Selon Halil Berktay, professeur à l'université Sabanci, il y a eu "deux efforts sérieux pour "purger" les archives de tout document compromettant sur la question arménienne", a écrit le consul général David Arnett le 4 juillet 2004, dans un câble publié par WikiLeaks et provenant du consulat américain d'Istanbul. La première, selon Berktay et d'autres, a eu lieu en 1918. Lors des tribunaux militaires turcs de 1919, il a été révélé que des documents avaient été "volés" dans les archives.
Selon Arnett, Berktay pense qu'un deuxième nettoyage a été effectué à la fin des années 1980 et au début des années 1990, sous le premier ministre et la présidence de Turgut Ozal, qui s'est efforcé d'ouvrir les archives. À peu près à la même époque, un groupe de généraux et de diplomates à la retraite, dirigé par Muharrem Nuri Birgi, ancien ambassadeur de Turquie à Londres et à l'OTAN, et secrétaire général du ministère turc des affaires étrangères, a fouillé dans les archives, dans le but de détruire les preuves.
Berktay affirme qu'à l'époque où il passait les archives au peigne fin, Nuri Birgi rencontrait régulièrement un ami commun et qu'à un moment donné, se référant aux Arméniens, il a confessé avec regret : "Nous les avons vraiment massacrés", écrit M. Arnett.
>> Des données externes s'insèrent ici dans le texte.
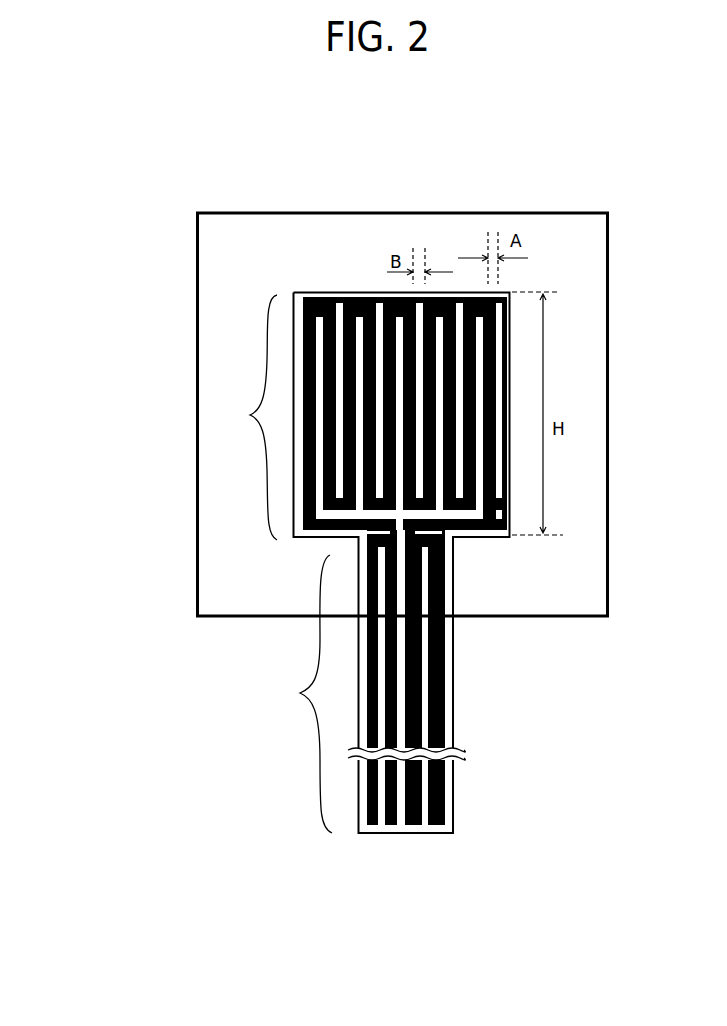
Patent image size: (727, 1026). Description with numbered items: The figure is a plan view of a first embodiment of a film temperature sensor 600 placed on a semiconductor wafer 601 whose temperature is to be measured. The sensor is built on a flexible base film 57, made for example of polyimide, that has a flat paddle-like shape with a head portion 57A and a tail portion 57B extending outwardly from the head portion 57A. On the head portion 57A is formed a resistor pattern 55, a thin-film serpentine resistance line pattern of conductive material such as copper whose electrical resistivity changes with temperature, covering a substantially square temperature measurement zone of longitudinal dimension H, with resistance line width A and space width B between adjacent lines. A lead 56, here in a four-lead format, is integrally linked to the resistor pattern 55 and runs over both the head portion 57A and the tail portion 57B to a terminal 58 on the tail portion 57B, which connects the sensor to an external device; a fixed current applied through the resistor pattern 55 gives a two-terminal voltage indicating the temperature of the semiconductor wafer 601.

The resistor pattern 55 is at (344, 297).
The lead 56 is at (443, 687).
The base film 57 is at (510, 382).
The head portion 57A is at (250, 415).
The tail portion 57B is at (300, 693).
The terminal 58 is at (453, 820).
The film temperature sensor 600 is at (236, 351).
The semiconductor wafer 601 is at (424, 210).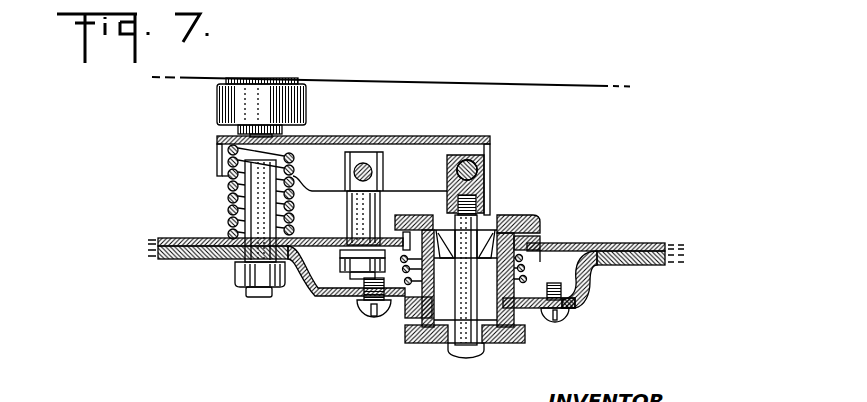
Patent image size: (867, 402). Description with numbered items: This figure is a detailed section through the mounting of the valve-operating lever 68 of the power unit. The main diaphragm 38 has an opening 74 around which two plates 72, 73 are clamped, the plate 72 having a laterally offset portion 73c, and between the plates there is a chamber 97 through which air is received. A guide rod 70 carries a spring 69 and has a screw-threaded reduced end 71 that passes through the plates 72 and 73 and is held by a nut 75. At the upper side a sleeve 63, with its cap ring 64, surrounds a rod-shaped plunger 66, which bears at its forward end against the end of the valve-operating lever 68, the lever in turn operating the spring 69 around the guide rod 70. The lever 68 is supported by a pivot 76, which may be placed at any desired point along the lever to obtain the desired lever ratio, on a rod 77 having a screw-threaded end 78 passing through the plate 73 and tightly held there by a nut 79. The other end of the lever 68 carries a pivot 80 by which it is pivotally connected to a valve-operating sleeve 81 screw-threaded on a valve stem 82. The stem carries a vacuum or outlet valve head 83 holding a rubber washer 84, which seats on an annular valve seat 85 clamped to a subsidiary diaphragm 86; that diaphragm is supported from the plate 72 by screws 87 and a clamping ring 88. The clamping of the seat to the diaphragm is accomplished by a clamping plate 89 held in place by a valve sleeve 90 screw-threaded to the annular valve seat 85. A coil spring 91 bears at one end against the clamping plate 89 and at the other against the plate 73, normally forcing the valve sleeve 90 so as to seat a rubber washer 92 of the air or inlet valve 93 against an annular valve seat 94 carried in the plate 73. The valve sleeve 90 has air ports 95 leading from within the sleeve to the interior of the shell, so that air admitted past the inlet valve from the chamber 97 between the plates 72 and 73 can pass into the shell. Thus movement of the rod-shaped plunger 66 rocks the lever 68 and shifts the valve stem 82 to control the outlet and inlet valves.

The main diaphragm 38 is at (160, 247).
The sleeve 63 is at (246, 80).
The cap ring 64 is at (222, 100).
The rod-shaped plunger 66 is at (236, 129).
The valve-operating lever 68 is at (330, 137).
The spring 69 is at (228, 162).
The guide rod 70 is at (250, 194).
The screw-threaded reduced end 71 is at (258, 295).
The plate 72 is at (178, 258).
The plate 73 is at (178, 238).
The laterally offset portion 73c is at (598, 278).
The opening 74 is at (590, 247).
The nut 75 is at (240, 275).
The pivot 76 is at (352, 170).
The rod 77 is at (352, 207).
The screw-threaded end 78 is at (348, 262).
The nut 79 is at (345, 256).
The pivot 80 is at (450, 165).
The valve-operating sleeve 81 is at (488, 181).
The valve stem 82 is at (463, 345).
The vacuum or outlet valve head 83 is at (490, 346).
The rubber washer 84 is at (508, 345).
The annular valve seat 85 is at (400, 318).
The subsidiary diaphragm 86 is at (403, 291).
The screws 87 is at (362, 314).
The clamping ring 88 is at (575, 306).
The clamping plate 89 is at (527, 310).
The valve sleeve 90 is at (520, 278).
The coil spring 91 is at (543, 262).
The rubber washer 92 is at (522, 233).
The air valve or inlet valve 93 is at (408, 222).
The annular valve seat 94 is at (530, 237).
The air ports 95 is at (441, 230).
The chamber 97 is at (573, 275).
Il ajoute que le directeur de l'Institut de recherche américain en Turquie, Tony Greenwood, qui effectuait des recherches dans les archives à la même époque, a révélé que "tout le monde savait qu'un groupe d'officiers militaires à la retraite avait un accès privilégié et passait des mois à éplucher les documents d'archives".
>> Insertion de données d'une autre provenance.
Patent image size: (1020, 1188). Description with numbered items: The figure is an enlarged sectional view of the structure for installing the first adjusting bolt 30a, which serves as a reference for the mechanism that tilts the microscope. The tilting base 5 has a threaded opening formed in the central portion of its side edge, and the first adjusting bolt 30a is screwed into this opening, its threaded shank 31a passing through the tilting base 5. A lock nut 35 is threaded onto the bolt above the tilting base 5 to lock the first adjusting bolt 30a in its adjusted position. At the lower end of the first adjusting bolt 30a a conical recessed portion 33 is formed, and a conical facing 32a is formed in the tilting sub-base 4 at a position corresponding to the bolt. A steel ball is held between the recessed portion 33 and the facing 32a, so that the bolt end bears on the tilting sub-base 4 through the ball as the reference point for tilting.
Selon un autre chercheur turc, écrit Arnett, le processus de catalogage en cours est un prétexte pour purger les archives.
Le câble aborde ensuite le besoin de la Turquie de s'accrocher à l'"identité turque" artificiellement construite, qui remonte à Atatürk et à ses cohortes, en tant qu'élément essentiel de la République turque moderne.
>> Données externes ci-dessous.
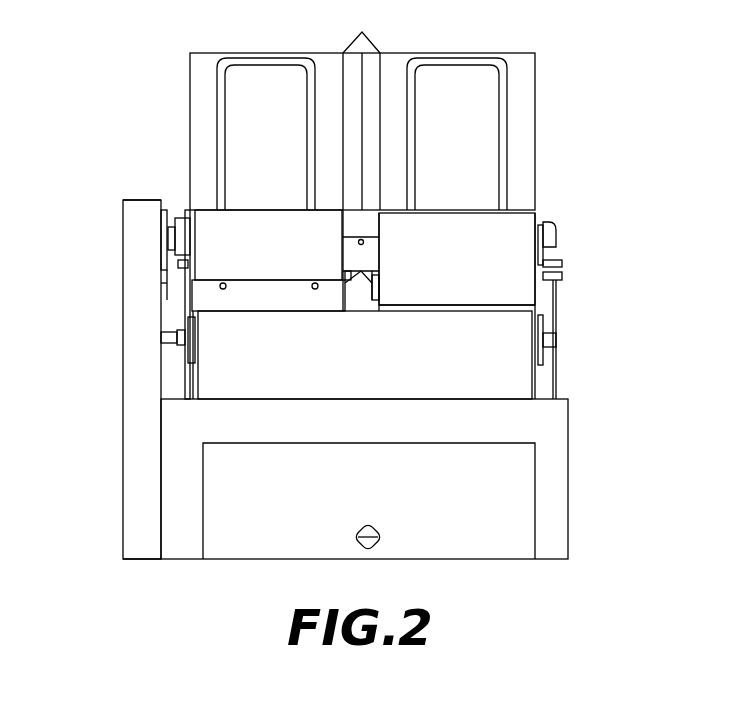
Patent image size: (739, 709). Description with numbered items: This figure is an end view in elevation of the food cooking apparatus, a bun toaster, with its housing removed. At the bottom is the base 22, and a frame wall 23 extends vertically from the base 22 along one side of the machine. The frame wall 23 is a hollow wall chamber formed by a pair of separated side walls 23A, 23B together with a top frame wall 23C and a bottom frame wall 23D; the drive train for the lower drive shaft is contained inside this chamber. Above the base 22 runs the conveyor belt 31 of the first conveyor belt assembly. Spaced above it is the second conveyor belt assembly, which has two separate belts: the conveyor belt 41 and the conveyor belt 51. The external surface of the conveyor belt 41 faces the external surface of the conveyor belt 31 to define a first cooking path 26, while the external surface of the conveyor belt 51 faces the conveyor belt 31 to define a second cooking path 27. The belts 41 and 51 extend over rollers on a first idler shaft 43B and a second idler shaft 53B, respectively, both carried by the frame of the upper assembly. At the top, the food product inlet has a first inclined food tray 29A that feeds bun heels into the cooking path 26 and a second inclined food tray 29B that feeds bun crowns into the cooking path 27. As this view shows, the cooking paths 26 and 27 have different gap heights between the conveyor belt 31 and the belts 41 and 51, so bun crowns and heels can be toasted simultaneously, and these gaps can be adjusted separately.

The base 22 is at (180, 543).
The frame wall 23 is at (140, 457).
The side wall 23A is at (122, 240).
The side wall 23B is at (162, 283).
The top frame wall 23C is at (133, 199).
The bottom frame wall 23D is at (137, 557).
The first cooking path 26 is at (462, 305).
The second cooking path 27 is at (273, 298).
The first inclined food tray 29A is at (448, 88).
The second inclined food tray 29B is at (265, 84).
The conveyor belt 31 is at (373, 368).
The conveyor belt 41 is at (472, 266).
The first idler shaft 43B is at (556, 240).
The conveyor belt 51 is at (277, 260).
The second idler shaft 53B is at (182, 220).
"Des décennies de déni officiel et l'absence de récits historiques ou de débats universitaires en Turquie sur cette question taboue ont privé les Turcs d'aujourd'hui d'un contexte objectif dans lequel traiter les affirmations de génocide", a écrit M. Arnett, qui a ensuite noté qu'au cours de ses voyages en Anatolie centrale et orientale, des "citoyens ordinaires" parlaient souvent ouvertement de "ce que leurs grands-pères avaient fait aux Arméniens".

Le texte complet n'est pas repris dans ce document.